We’ve all heard the crazy drug urban legends and may have even believed some of them. Like, if you’ve taken 7 hits of acid in your lifetime, you are considered to be clinically insane. This one’s false, but, there is some drug-related folklore that’s actually true, or in-part true, despite how outrageous the tale seems. Here are the 5 most notorious drug urban legends (that are actually mostly true).
#1: PCP will turn you into a flesh-eating zombie
Terrifyingly enough, this one is mostly true, in that there have been a couple of cases of people using PCP then eating human flesh. You read that right. You may or may not remember the story of Antron Singleton, aka “Big Lurch” – his rapper name.
In 2002, after a nearly week-long PCP binge, Big Lurch was found walking the streets of Los Angeles in the middle of the night, naked, covered in blood and howling at the moon. When authorities went to his apartment, they found his roommate dead “with her lungs torn from her torso, and her body and face covered with …bite marks.” Upon examining Antron’s stomach contents, doctors found it to be “full of human flesh.”
In another disturbing PCP-related case, in 2009, a man ate the eyes of his 4 year old son while high.
#2: Molly is pure MDMA
Many people distinguish between Ecstasy (pill form) and Molly (powder/capsule form) saying that Ecstasy is almost always cut with other substances such as amphetamine, meth, and cocaine among others while molly is purely MDMA. The fact of the matter is that, just because you’ve obtained MDMA in powder form and it was sold to you as ‘Molly,’ that doesn’t mean that it’s pure.
The DEA has said that the purity of Molly is almost a myth because it comes in powder form and can easily be mixed with other drugs, which makes it even more dangerous. In fact, cocaine, crack, ecstasy, meth, and even bath salts have all been found to be mixed in with the supposedly ‘pure’ Molly.
#3: Drug dealers are selling colored and flavored crystal meth and calling it “Strawberry Quick (Quik)”
Emails began circulating back in 2007 and have been seen as recently as 2012 urging parents to beware of a new “tactic” by drug dealers who are targeting children by manufacturing a form of meth that is pink in color and smells and tastes like strawberry. The emails instructed parents to worn their children about accepting candy from strangers or even classmates and stated that there had already been cases across the country of this “Strawberry Quick.”
This notorious drug urban legend is a mixture of truth and myth because, while there are instances in which police have seized colored versions of crystal meth that resemble candy, the part about it being manufactured in this way so as to appeal to children is not true.
“We checked with all of our labs, and there’s nothing to it,” U.S. Drug Enforcement Administration spokesman Michael Sanders said. “It’s not a trend or a real problem; I think that this was maybe someone with good intentions but jumped the gun.”
#4: Eating bagels with poppy seeds can cause a false positive for opiates on drug tests
This notorious drug urban legend was featured on an episode on the hit series Seinfeld, in which the character Elaine had eaten a poppy seeded muffin and then failed a drug test at her place of employment. As with every other episode, hilarity ensued. The thing is, this has actually happened in real life.

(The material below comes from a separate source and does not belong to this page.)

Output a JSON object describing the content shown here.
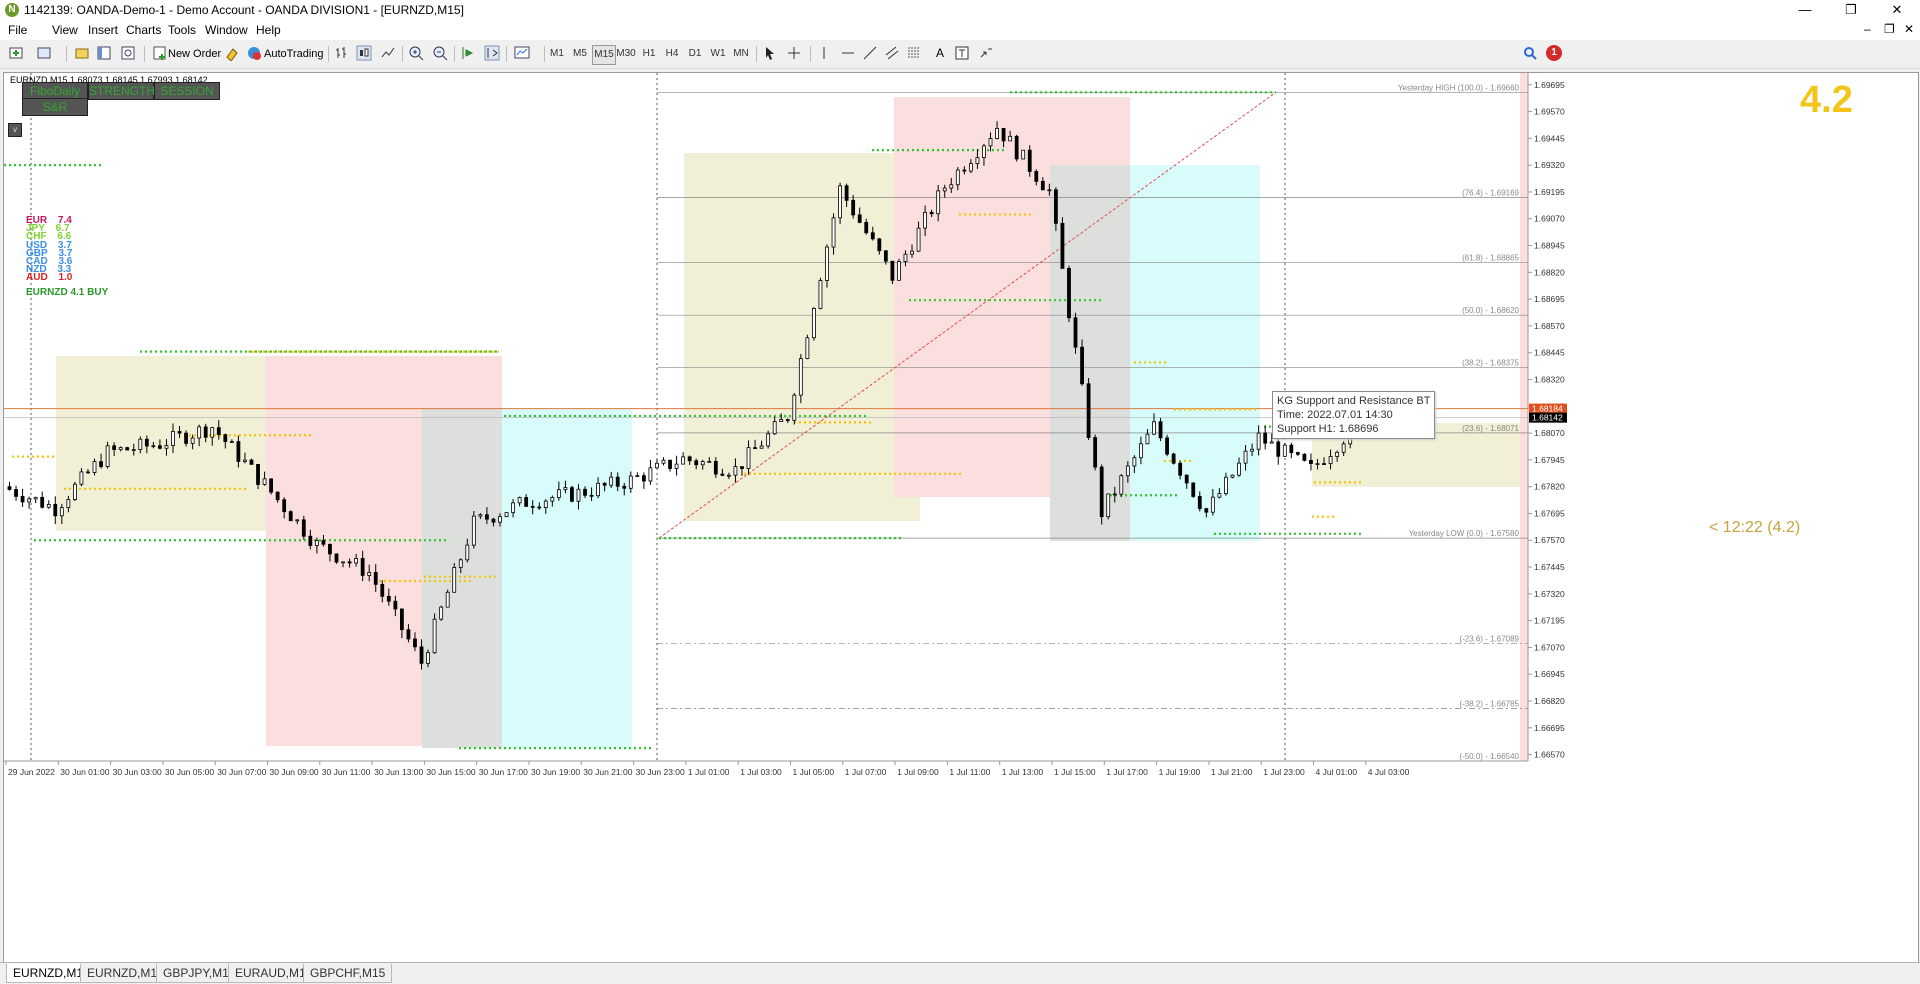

There are actual documented cases where people have lost their jobs or been turned down for job positions due to ‘dropping dirty’ for opiates on drug screens. It was determined that in these cases, the person had consumed poppy seeded bagels and other such baked goods causing a false positive for opiates.
This one is also a mixture of truth and myth because the federal guidelines for agencies that drug test have since the cut-off level for a positive, in order to eliminate many of the poppy seed-related false positives that were previously occurring. Therefore, it is no longer really a thing you can claim if you were to come up positive for opiates on a drug test.
#5: PCP is embalming fluid that people dip their cigarettes and joints in to achieve a greater high
This one is confusing because the second part of that statement is true but the first half is not. PCP is an intravenous anesthetic that was developed in the ’50s whereas formaldehyde (embalming fluid) is a completely different – and completely toxic – chemical. What confuses the issue is that, perhaps due to the widely-believed notorious urban legend that PCP and formaldehyde are one-in-the-same and therefore some people often mix the two substances together or, skip the PCP altogether, dipping their ‘smokeables’ in just embalming fluid.